Friedrich Wilhelm Ludwig Grützmacher (1 March 1832 – 23 February 1903) was a German cellist and composer in the second half of the 19th century. He composed mostly for cello (including several concertos and many technical studies), but also wrote orchestral pieces, chamber music, piano music and songs.

==Life==
Grützmacher was born in Dessau, Anhalt, and was first taught by his father. Soon he began studying cello with Dotzauer's pupil, Karl Drexler (1800–1873).

In 1848, he was discovered in Leipzig by the famous violinist, Ferdinand David, who arranged some concerts for him. In 1850, he became solo cellist in the Leipzig theatre orchestra, the Gewandhaus Concerts, and professor at the Leipzig Conservatory. He played in the David String Quartet.

In 1860, Grützmacher moved to Dresden to be principal cellist of the court orchestra, and head of the Dresden Musical Society. In 1877, he became a professor at the Dresden Conservatory. He concertized all over Europe and Imperial Russia, where he became a friend of the famous cellist Karl Davydov. In 1876 he played a couple of concerts in Milan together with the violinist Edmund Singer and the pianist Anna Mehlig. Anna Mehlig was one of his favorite pianists who he got to know well during their time in Bernard Ullmann's concert tours, in which they played together in 1871. The contemporary press was enthusiastic about the trio's ability to perform chamber music at the highest level and they managed to sway even the Italian audience which was known to be particularly critical.

After this success Grützmacher and Mehlig toured the Baltics in 1877. They performed Beethoven's cello sonata and Chopin's composition for piano and cello in Dorpat, Reval and Königsberg to critical acclaim.

He played the first performance of Richard Strauss's Don Quixote in Cologne in 1898. He was the teacher of Wilhelm Fitzenhagen and Hugo Becker whose editions are still used.

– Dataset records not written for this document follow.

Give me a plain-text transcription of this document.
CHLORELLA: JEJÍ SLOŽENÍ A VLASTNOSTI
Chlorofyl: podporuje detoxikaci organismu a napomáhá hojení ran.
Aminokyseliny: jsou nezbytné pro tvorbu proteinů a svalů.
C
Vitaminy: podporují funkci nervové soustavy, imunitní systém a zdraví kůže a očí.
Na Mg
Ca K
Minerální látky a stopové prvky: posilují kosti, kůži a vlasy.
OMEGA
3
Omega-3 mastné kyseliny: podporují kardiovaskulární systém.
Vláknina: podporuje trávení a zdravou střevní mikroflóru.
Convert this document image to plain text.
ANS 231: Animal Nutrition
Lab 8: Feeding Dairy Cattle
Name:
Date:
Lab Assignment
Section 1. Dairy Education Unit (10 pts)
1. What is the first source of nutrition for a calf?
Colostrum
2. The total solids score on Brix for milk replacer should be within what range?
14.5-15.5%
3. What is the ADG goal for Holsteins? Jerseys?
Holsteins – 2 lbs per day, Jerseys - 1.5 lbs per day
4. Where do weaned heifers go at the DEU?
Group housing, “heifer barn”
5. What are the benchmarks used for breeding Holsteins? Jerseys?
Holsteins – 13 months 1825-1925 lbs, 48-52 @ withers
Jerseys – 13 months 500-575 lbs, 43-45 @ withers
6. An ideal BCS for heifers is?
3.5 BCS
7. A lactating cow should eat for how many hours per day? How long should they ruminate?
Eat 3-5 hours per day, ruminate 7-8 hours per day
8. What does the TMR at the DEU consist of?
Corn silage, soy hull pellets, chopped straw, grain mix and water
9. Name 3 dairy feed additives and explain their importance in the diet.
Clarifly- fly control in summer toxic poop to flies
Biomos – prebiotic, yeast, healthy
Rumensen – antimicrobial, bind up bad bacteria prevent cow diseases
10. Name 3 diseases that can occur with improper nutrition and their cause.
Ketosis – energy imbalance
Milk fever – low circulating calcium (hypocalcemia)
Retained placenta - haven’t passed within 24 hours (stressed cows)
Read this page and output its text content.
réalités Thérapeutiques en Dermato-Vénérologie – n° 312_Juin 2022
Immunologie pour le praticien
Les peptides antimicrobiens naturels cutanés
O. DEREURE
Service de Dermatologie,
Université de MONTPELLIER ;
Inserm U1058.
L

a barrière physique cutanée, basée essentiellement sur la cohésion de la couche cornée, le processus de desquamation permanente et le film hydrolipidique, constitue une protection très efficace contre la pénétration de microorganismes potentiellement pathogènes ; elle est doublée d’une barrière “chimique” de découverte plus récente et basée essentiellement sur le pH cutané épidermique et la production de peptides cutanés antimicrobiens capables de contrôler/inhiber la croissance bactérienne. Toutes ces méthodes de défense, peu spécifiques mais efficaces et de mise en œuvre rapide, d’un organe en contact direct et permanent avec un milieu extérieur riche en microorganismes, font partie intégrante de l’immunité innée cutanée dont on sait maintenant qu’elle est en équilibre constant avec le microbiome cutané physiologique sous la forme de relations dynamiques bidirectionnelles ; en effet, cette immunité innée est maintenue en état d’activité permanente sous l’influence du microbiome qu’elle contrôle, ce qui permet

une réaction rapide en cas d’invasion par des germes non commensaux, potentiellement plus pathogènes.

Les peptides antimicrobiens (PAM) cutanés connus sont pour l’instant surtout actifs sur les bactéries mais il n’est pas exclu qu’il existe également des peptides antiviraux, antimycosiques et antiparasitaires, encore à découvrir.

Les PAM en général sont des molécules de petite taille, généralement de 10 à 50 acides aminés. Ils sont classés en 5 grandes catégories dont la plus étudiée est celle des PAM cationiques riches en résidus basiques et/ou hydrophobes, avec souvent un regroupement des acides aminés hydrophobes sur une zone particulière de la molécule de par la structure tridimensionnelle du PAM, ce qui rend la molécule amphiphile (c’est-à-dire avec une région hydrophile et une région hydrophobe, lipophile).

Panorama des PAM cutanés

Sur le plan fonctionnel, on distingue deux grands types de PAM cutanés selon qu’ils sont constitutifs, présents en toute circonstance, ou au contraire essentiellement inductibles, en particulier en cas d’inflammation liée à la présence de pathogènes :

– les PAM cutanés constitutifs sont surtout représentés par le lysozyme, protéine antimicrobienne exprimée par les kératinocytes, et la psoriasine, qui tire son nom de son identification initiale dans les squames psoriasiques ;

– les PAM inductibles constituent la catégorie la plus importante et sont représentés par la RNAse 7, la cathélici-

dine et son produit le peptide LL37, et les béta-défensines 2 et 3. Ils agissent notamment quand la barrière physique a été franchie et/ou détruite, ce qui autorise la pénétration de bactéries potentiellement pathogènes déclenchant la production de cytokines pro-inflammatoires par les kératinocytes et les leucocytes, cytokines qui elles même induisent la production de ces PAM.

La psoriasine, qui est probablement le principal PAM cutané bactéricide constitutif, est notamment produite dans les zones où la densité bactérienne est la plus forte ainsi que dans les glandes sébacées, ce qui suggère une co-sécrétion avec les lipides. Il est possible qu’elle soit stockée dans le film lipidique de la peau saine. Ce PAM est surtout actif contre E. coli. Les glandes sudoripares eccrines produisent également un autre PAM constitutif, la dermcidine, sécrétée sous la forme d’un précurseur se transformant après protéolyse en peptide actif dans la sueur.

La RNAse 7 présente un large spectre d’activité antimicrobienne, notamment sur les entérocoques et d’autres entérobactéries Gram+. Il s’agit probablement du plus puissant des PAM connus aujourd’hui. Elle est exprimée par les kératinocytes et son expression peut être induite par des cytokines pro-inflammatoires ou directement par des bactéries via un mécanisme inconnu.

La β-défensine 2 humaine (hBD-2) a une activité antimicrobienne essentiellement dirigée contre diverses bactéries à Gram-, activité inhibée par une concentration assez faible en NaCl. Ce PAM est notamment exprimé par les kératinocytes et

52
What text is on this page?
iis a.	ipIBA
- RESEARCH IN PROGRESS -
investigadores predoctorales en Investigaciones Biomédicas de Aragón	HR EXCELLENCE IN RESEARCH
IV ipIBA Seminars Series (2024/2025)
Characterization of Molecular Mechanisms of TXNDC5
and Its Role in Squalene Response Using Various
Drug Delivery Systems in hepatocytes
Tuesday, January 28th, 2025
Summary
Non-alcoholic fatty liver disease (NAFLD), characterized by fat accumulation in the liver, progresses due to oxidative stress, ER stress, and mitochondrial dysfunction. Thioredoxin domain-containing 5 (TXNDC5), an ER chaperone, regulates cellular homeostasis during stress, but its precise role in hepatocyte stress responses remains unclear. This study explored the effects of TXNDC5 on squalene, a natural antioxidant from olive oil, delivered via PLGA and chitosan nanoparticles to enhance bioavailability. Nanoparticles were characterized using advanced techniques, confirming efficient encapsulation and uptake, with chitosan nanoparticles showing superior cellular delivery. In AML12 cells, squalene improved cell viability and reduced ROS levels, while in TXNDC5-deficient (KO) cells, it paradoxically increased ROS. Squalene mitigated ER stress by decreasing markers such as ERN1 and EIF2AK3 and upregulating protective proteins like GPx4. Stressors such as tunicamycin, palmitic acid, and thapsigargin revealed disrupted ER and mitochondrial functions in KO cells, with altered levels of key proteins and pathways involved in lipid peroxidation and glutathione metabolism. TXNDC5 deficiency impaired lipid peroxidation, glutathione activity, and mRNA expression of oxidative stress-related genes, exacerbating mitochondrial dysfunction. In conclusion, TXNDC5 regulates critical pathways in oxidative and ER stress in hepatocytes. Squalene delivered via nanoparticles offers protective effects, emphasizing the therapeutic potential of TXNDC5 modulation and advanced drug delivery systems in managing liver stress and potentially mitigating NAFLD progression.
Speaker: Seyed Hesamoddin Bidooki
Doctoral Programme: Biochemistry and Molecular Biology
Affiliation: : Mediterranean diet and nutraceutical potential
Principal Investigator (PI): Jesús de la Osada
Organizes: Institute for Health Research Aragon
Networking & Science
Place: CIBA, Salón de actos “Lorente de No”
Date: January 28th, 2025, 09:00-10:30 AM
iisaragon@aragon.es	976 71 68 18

Grützmacher is most famous today for taking samples of four different works to form his edition of Luigi Boccherini's Concerto in B-flat, still being published and performed. He is also known for rearranging J. S. Bach's Cello Suites with additional chords, passages and embellishments. His cadenzas for the cello concertos by Boccherini and Joseph Haydn are often performed to this day. He made frequent tours throughout Europe and Russia as a solo cellist and chamber musician.